Поскольку Серегин явился на место встречи на пятнадцать минут раньше назначенного времени — он походил по набережной, обошел кругом сам театр, попытался разобраться в репертуаре…
Катя появилась ровно в десять — Обнорский даже не сразу узнал ее, потому что на ней было надето элегантное и явно очень дорогое светлое кашемировое пальто и туфли на высоком каблуке, а в Питере она одевалась совсем не так броско… И еще — изменился на более светлый цвет ее волос, из черных они превратились в светло-русые…
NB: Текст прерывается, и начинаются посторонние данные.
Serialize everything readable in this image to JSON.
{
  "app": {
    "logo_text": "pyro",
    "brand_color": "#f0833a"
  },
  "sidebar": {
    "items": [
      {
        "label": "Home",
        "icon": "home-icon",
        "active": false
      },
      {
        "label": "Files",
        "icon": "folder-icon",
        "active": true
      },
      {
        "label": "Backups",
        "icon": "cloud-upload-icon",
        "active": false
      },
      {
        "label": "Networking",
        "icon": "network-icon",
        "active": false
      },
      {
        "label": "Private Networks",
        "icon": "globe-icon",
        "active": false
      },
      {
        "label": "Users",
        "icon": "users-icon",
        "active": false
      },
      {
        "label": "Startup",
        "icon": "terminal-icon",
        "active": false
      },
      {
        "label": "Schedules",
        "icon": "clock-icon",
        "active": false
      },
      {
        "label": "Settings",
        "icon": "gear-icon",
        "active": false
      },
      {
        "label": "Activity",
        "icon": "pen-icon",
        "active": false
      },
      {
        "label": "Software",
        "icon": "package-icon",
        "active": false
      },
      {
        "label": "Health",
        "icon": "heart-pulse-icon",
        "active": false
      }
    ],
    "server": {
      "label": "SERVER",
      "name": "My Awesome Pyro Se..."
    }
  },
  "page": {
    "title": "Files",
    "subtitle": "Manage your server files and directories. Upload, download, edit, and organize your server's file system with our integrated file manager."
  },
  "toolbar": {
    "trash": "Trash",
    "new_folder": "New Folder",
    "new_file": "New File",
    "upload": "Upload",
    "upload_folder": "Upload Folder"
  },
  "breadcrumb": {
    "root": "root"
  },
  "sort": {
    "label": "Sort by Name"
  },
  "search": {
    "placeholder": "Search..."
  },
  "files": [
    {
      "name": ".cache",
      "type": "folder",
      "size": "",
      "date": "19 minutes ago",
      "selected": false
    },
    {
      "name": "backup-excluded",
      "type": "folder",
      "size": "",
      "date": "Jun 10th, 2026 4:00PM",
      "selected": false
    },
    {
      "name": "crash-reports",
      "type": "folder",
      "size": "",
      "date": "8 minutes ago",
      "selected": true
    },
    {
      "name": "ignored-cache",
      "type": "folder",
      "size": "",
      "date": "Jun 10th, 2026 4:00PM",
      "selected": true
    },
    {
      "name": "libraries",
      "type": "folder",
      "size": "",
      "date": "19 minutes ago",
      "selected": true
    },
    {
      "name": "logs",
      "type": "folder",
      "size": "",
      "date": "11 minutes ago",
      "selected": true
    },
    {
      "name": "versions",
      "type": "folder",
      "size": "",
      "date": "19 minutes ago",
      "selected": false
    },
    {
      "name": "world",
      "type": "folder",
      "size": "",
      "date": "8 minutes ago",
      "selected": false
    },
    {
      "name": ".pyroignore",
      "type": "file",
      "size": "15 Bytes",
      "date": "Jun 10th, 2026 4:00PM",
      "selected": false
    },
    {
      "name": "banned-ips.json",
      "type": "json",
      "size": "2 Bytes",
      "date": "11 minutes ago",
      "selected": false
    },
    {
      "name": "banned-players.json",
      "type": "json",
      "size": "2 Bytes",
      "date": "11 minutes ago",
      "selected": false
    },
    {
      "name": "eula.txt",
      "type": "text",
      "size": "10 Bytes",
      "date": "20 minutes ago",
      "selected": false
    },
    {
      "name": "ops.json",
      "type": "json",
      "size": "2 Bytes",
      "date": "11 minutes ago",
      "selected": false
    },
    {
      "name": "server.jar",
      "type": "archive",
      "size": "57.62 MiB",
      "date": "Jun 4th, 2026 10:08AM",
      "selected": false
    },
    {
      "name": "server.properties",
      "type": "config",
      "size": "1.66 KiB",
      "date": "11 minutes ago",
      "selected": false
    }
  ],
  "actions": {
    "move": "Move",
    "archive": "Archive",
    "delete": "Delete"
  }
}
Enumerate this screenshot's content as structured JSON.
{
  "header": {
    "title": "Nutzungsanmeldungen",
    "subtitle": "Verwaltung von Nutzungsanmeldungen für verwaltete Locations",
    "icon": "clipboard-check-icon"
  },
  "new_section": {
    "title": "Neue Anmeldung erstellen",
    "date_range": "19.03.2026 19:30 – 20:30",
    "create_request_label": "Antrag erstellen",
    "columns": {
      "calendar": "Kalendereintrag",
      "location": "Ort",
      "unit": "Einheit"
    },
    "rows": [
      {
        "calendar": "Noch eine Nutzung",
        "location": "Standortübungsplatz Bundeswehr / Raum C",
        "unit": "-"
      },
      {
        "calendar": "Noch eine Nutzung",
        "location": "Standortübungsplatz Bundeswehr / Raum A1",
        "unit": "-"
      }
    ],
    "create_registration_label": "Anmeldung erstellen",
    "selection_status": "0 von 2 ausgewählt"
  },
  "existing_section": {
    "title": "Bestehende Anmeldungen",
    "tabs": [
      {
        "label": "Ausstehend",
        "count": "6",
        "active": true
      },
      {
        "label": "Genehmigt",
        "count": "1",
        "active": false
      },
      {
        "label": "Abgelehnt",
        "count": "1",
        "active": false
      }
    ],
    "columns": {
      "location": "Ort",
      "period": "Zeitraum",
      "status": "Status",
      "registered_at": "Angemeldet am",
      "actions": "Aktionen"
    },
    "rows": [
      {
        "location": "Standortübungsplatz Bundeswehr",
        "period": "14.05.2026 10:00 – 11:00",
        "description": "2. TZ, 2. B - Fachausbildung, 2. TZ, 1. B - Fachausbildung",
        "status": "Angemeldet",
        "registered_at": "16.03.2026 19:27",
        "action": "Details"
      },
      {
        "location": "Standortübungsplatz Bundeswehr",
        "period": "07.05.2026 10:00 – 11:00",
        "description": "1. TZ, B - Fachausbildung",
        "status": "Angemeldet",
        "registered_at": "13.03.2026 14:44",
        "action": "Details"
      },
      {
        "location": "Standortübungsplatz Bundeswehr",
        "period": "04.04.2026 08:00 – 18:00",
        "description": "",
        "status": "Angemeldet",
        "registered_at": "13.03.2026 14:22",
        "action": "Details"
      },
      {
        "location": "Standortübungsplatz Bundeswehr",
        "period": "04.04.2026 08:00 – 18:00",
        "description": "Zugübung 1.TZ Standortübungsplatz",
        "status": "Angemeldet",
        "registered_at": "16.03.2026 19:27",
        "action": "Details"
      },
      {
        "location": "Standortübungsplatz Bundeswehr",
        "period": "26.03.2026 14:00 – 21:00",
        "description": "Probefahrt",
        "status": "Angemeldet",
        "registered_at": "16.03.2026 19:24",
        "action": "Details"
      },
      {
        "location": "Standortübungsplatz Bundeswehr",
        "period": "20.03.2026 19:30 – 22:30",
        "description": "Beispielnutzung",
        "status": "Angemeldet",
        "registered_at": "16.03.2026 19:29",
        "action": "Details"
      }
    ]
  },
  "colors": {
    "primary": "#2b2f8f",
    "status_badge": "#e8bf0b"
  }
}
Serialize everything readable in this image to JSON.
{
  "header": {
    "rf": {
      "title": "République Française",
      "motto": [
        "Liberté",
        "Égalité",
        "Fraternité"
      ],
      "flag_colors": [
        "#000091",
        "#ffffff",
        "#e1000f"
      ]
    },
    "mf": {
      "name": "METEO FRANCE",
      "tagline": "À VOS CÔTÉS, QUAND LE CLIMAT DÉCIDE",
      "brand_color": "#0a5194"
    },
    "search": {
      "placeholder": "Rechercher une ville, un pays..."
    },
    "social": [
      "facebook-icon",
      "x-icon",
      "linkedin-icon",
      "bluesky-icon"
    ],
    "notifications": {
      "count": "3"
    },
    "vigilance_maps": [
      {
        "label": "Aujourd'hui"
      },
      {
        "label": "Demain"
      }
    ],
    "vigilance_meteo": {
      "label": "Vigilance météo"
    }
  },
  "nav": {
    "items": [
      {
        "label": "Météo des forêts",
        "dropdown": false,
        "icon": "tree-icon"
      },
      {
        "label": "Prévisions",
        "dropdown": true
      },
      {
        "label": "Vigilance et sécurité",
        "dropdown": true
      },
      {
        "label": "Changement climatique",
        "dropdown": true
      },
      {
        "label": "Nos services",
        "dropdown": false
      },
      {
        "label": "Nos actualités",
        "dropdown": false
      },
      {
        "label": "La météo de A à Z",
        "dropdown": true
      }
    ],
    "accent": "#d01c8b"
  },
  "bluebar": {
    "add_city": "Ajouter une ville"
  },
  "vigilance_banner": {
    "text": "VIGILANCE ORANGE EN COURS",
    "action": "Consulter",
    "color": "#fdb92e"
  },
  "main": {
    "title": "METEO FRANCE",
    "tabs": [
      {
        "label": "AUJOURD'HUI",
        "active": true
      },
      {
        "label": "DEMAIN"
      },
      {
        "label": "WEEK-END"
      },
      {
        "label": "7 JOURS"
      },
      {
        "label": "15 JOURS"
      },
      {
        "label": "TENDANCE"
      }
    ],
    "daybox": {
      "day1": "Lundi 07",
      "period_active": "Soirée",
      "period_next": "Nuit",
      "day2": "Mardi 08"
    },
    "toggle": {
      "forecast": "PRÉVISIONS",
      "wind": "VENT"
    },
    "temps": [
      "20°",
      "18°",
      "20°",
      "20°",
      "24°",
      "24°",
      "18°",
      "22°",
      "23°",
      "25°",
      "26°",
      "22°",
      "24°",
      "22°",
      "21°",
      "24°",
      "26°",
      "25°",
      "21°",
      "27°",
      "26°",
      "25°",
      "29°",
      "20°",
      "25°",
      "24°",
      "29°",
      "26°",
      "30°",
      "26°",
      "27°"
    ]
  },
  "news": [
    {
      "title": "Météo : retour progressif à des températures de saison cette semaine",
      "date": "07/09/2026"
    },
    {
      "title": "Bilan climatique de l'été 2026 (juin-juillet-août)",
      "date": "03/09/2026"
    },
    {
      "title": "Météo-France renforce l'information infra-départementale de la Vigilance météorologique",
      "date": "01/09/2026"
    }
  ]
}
Андрей зачарованно смотрел, как она подходит к нему. Потом очнулся, бросился навстречу, но снова остановился, словно налетел на невидимую преграду. Катя тоже качнулась к нему, на мгновение показалась, что она захотела обнять Серегина, но нет, она лишь протянула ему руку, которую Андрей тихонько пожал. Странным казалось это деловое и почти официальное приветствие — будто и не было между ними угарно-жаркой близости в квартире на Московском проспекте, будто не баюкал ее Андрей каждую ночь до отлета в Стокгольм… Выглядела Катерина прекрасно — она словно помолодела лет на пять, наверное, дело было в том, что из глаз ушло дикое, нечеловеческое напряжение, не покидавшее ее в Питере из-за постоянного ожидания опасности… Тем не менее, Катя казалась взволнованной, но это было не то волнение, какое бывает от предчувствия появления врага за спиной, а какое-то другое.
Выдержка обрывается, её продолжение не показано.